Przedsiębiorcy, mający zazwyczaj bardzo emocjonalny stosunek do założonej i prowadzonej przez siebie firmy, na ogół nie są w stanie spojrzeć na nią obiektywnie. W tym również na swoich następców – często w nich nie wierzą. Trudno jest im zaplanować działania konieczne do wprowadzenia niezbędnych zmian w zarządzaniu firmą. Dlatego 218 tyś. przedsiębiorców osiągnęło wiek emerytalny, a mimo to nadal osobiście prowadzi swoje przedsiębiorstwa. Pojawia się pytanie: czy z wyboru, z konieczności czy może z obawy o życie wolne od codziennego biznesowego stresu towarzyszącego przez ostatnie 25 – 30 lat?

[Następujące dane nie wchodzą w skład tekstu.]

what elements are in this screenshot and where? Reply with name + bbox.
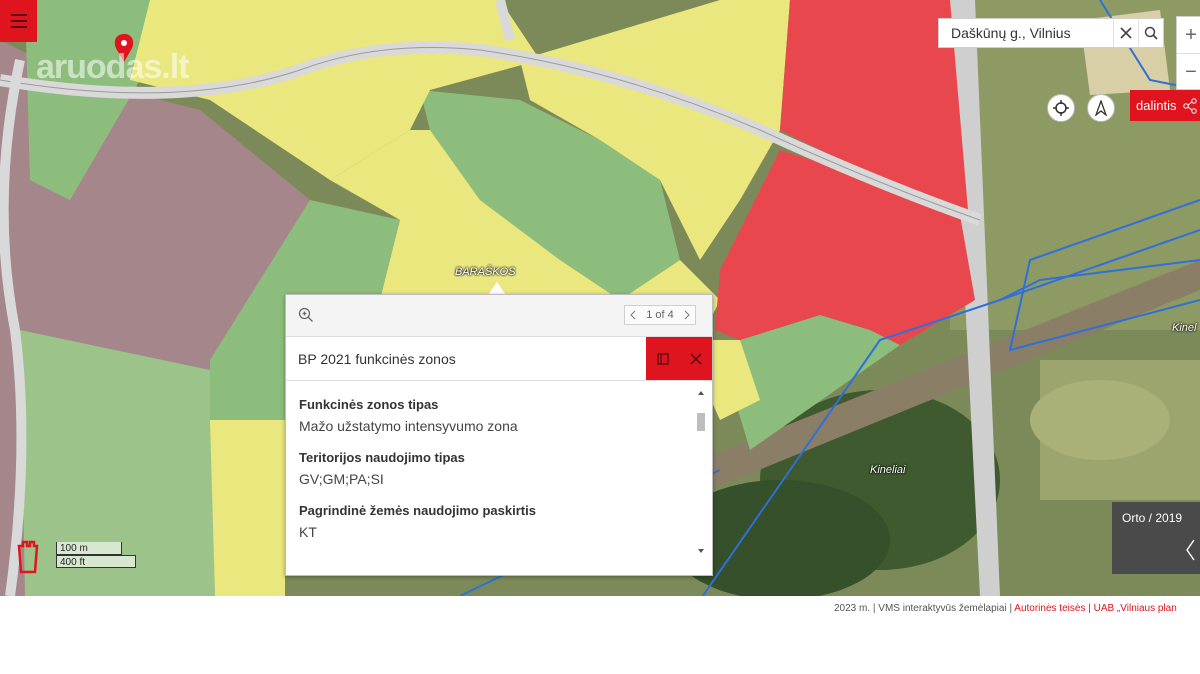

Aspekt psychologiczny w sukcesji to przygotowanie Nestora do roli Mentora z zachowaniem elementów władzy w firmie oraz koncentracja na doradzaniu następcy zamiast osobistym zarządzaniu. Właściciel ( Nestor ) często nie wyobraża sobie życia bez dotychczasowej adrenaliny. Potrzebuje poczucia dominacji w ustalonej przez siebie hierarchii. Uważa, że oddając władzę utraci swoje „EGO”, a losy firmy staną się niepewne. Tymczasem rola Mentora posiada wszelkie atrybuty dotychczasowego życia biznesowego oraz umożliwia realizowanie zapomnianych pasji i hobby. A przede wszystkim ugruntowuje pełną kontrolę nad losami firmy.
Zmiana pokoleniowa pozwala czerpać korzyści finansowe z wypracowanego przez lata majątku.